Ainsi, il découlera nécessairement de cette proposition de loi constitutionnelle l'impossibilité de faire reconnaître des motifs tenant aux origines ou aux croyances pour :

- se soustraire à un contrôle administratif (police...) ou au respect de règles de sécurité (code de la route, accès à un avion...) ;

- demander à bénéficier d'un traitement particulier dans l'accès ou l'accomplissement du service public, par exemple à l'école ou en prison (mixité des cours de sport, menus, contenu des enseignements...) ;

- refuser l'autorité d'une femme - ou bien d'un homme -, en particulier dans un cadre professionnel, administratif, juridictionnel ou scolaire (officiers dans l'armée, policiers, magistrats, enseignants, examinateurs, contrôleurs, médecins...) ;

- ou encore, obtenir des adaptations particulières en matière d'application du droit du travail (règles d'hygiène et de sécurité, aménagement des horaires et des jours de travail, professions en contact avec l'alimentation, dérogations au règlement intérieur de l'entreprise...).

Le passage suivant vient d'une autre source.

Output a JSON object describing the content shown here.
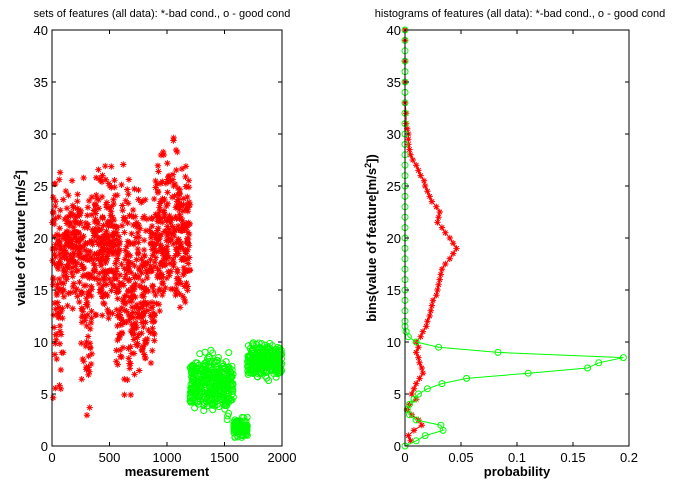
{
  "chart_data": [
    {
      "type": "scatter",
      "title": "sets of features (all data): *-bad cond., o - good cond",
      "xlabel": "measurement",
      "ylabel": "value of feature [m/s²]",
      "xlim": [
        0,
        2000
      ],
      "ylim": [
        0,
        40
      ],
      "xticks": [
        "0",
        "500",
        "1000",
        "1500",
        "2000"
      ],
      "yticks": [
        "0",
        "5",
        "10",
        "15",
        "20",
        "25",
        "30",
        "35",
        "40"
      ],
      "grid": false,
      "series": [
        {
          "marker": "*",
          "color": "#ff0000",
          "x_range": [
            0,
            1200
          ],
          "note_clusters": [
            {
              "x": [
                0,
                100
              ],
              "y": [
                1,
                30
              ]
            },
            {
              "x": [
                100,
                250
              ],
              "y": [
                12,
                27
              ]
            },
            {
              "x": [
                250,
                350
              ],
              "y": [
                1,
                29
              ]
            },
            {
              "x": [
                350,
                550
              ],
              "y": [
                10,
                29
              ]
            },
            {
              "x": [
                550,
                700
              ],
              "y": [
                1,
                29
              ]
            },
            {
              "x": [
                700,
                900
              ],
              "y": [
                2,
                28
              ]
            },
            {
              "x": [
                900,
                1200
              ],
              "y": [
                10,
                31
              ]
            }
          ]
        },
        {
          "marker": "o",
          "color": "#00ff00",
          "x_range": [
            1200,
            2000
          ],
          "note_clusters": [
            {
              "x": [
                1200,
                1580
              ],
              "y": [
                2,
                10
              ]
            },
            {
              "x": [
                1580,
                1700
              ],
              "y": [
                0.5,
                3
              ]
            },
            {
              "x": [
                1700,
                2000
              ],
              "y": [
                6,
                10.5
              ]
            }
          ]
        }
      ]
    },
    {
      "type": "line",
      "title": "histograms of features (all data): *-bad cond., o - good cond",
      "xlabel": "probability",
      "ylabel": "bins(value of feature[m/s²])",
      "xlim": [
        0,
        0.2
      ],
      "ylim": [
        0,
        40
      ],
      "xticks": [
        "0",
        "0.05",
        "0.1",
        "0.15",
        "0.2"
      ],
      "yticks": [
        "0",
        "5",
        "10",
        "15",
        "20",
        "25",
        "30",
        "35",
        "40"
      ],
      "grid": false,
      "series": [
        {
          "marker": "*",
          "color": "#ff0000",
          "points": [
            [
              0.005,
              0.5
            ],
            [
              0.003,
              1.0
            ],
            [
              0.008,
              1.5
            ],
            [
              0.015,
              2.0
            ],
            [
              0.012,
              2.5
            ],
            [
              0.006,
              3.0
            ],
            [
              0.002,
              3.5
            ],
            [
              0.004,
              4.0
            ],
            [
              0.01,
              4.5
            ],
            [
              0.006,
              5.0
            ],
            [
              0.008,
              5.5
            ],
            [
              0.01,
              6.0
            ],
            [
              0.013,
              6.5
            ],
            [
              0.016,
              7.0
            ],
            [
              0.015,
              7.5
            ],
            [
              0.013,
              8.0
            ],
            [
              0.012,
              8.5
            ],
            [
              0.01,
              9.0
            ],
            [
              0.012,
              9.5
            ],
            [
              0.01,
              10.0
            ],
            [
              0.014,
              10.5
            ],
            [
              0.016,
              11.0
            ],
            [
              0.019,
              11.5
            ],
            [
              0.02,
              12.0
            ],
            [
              0.022,
              12.5
            ],
            [
              0.023,
              13.0
            ],
            [
              0.024,
              13.5
            ],
            [
              0.025,
              14.0
            ],
            [
              0.028,
              14.5
            ],
            [
              0.029,
              15.0
            ],
            [
              0.03,
              15.5
            ],
            [
              0.031,
              16.0
            ],
            [
              0.032,
              16.5
            ],
            [
              0.033,
              17.0
            ],
            [
              0.036,
              17.5
            ],
            [
              0.04,
              18.0
            ],
            [
              0.043,
              18.5
            ],
            [
              0.046,
              19.0
            ],
            [
              0.043,
              19.5
            ],
            [
              0.04,
              20.0
            ],
            [
              0.036,
              20.5
            ],
            [
              0.033,
              21.0
            ],
            [
              0.029,
              21.5
            ],
            [
              0.03,
              22.0
            ],
            [
              0.031,
              22.5
            ],
            [
              0.028,
              23.0
            ],
            [
              0.024,
              23.5
            ],
            [
              0.022,
              24.0
            ],
            [
              0.02,
              24.5
            ],
            [
              0.018,
              25.0
            ],
            [
              0.017,
              25.5
            ],
            [
              0.014,
              26.0
            ],
            [
              0.012,
              26.5
            ],
            [
              0.01,
              27.0
            ],
            [
              0.007,
              27.5
            ],
            [
              0.005,
              28.0
            ],
            [
              0.004,
              28.5
            ],
            [
              0.003,
              29.0
            ],
            [
              0.003,
              29.5
            ],
            [
              0.003,
              30.0
            ],
            [
              0.002,
              30.5
            ],
            [
              0.001,
              31.0
            ],
            [
              0.001,
              32.0
            ],
            [
              0.0,
              33.0
            ],
            [
              0.0,
              35.0
            ],
            [
              0.0,
              37.0
            ],
            [
              0.0,
              39.0
            ],
            [
              0.0,
              40.0
            ]
          ]
        },
        {
          "marker": "o",
          "color": "#00ff00",
          "points": [
            [
              0.0,
              0.0
            ],
            [
              0.01,
              0.5
            ],
            [
              0.018,
              1.0
            ],
            [
              0.034,
              1.5
            ],
            [
              0.032,
              2.0
            ],
            [
              0.01,
              2.5
            ],
            [
              0.004,
              3.0
            ],
            [
              0.002,
              3.5
            ],
            [
              0.004,
              4.0
            ],
            [
              0.008,
              4.5
            ],
            [
              0.012,
              5.0
            ],
            [
              0.02,
              5.5
            ],
            [
              0.033,
              6.0
            ],
            [
              0.055,
              6.5
            ],
            [
              0.11,
              7.0
            ],
            [
              0.163,
              7.5
            ],
            [
              0.173,
              8.0
            ],
            [
              0.195,
              8.5
            ],
            [
              0.083,
              9.0
            ],
            [
              0.03,
              9.5
            ],
            [
              0.01,
              10.0
            ],
            [
              0.003,
              10.5
            ],
            [
              0.001,
              11.0
            ],
            [
              0.0,
              11.5
            ],
            [
              0.0,
              12.0
            ],
            [
              0.0,
              13.0
            ],
            [
              0.0,
              14.0
            ],
            [
              0.0,
              15.0
            ],
            [
              0.0,
              16.0
            ],
            [
              0.0,
              17.0
            ],
            [
              0.0,
              18.0
            ],
            [
              0.0,
              19.0
            ],
            [
              0.0,
              20.0
            ],
            [
              0.0,
              21.0
            ],
            [
              0.0,
              22.0
            ],
            [
              0.0,
              23.0
            ],
            [
              0.0,
              24.0
            ],
            [
              0.0,
              25.0
            ],
            [
              0.0,
              26.0
            ],
            [
              0.0,
              27.0
            ],
            [
              0.0,
              28.0
            ],
            [
              0.0,
              29.0
            ],
            [
              0.0,
              30.0
            ],
            [
              0.0,
              31.0
            ],
            [
              0.0,
              32.0
            ],
            [
              0.0,
              33.0
            ],
            [
              0.0,
              34.0
            ],
            [
              0.0,
              35.0
            ],
            [
              0.0,
              36.0
            ],
            [
              0.0,
              37.0
            ],
            [
              0.0,
              38.0
            ],
            [
              0.0,
              39.0
            ],
            [
              0.0,
              40.0
            ]
          ]
        }
      ]
    }
  ]
}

De même, cette proposition de loi vise à empêcher qu'un employeur privé ou un service public soit contraint d'adapter ses prestations ou ses règles pour tenir compte des prescriptions religieuses auxquelles certains salariés ou usagers se disent attachés, par exemple en ce qui concerne les horaires aménagés ou les menus adaptés.

L'article 2 de la proposition de loi constitutionnelle précise que les partis et groupements politiques doivent respecter non seulement les principes de la souveraineté nationale et de la démocratie, mais également la laïcité.

Au nom de la liberté d'expression que proclame la Déclaration des droits de l'homme et du citoyen (DDHC), et parce que l'article 4 de la Constitution dispose que les partis et groupements politiques « se forment et exercent leur activité librement », la République autorise toutes les opinions à s'exprimer dans le cadre des campagnes électorales. Elle tolère même l'expression des opinions dont l'objet est de remettre en cause le régime républicain ou de faire reconnaître l'indépendance d'une partie du territoire national. Ainsi, des candidats royalistes peuvent se présenter à toutes les élections, y compris à l'élection présidentielle, et des candidats séparatistes peuvent se présenter à des élections locales puis, une fois élus, diriger une collectivité territoriale. En revanche, un président de la République encourrait la destitution s'il engageait une révision de la Constitution pour rétablir la monarchie, et le conseil élu d'une collectivité territoriale qui proclamerait la souveraineté du territoire qu'il est chargé d'administrer devrait être dissous par décret en conseil des ministres, ses membres encourraient de lourdes sanctions pénales et ses actes seraient immanquablement annulés par la juridiction administrative.

Ainsi, la République respecte la liberté d'expression mais sait aussi se protéger et se défendre quand elle est confrontée à des forces qui lui sont contraires.

Pour renforcer encore la protection des valeurs républicaines, l'article 2 ferait désormais obstacle à ce qu'une formation politique remette en cause le principe constitutionnel de séparation des Églises et de l'État.

Sur le plan opérationnel, cette disposition permettra notamment :

- d'éviter que l'argent public ne serve à financer, directement ou indirectement, des partis communautaristes ainsi que les candidats qu'ils présentent aux élections ;

- d'ouvrir explicitement la possibilité de dissoudre de tels partis, dans le prolongement de l'article L. 212-1 du code de la sécurité intérieure qui permet de dissoudre, par décret en conseil des ministres, des associations ou groupements de fait qui provoquent à la discrimination, à la haine ou à la violence.


* 1 Conseil constitutionnel, 9 mai 1991, Loi portant statut de la collectivité territoriale de Corse, décision n° 91-290 DC.

* 2 Conseil constitutionnel, 19 novembre 2004, Traité établissant une Constitution pour l'Europe , décision n° 2004-505 DC.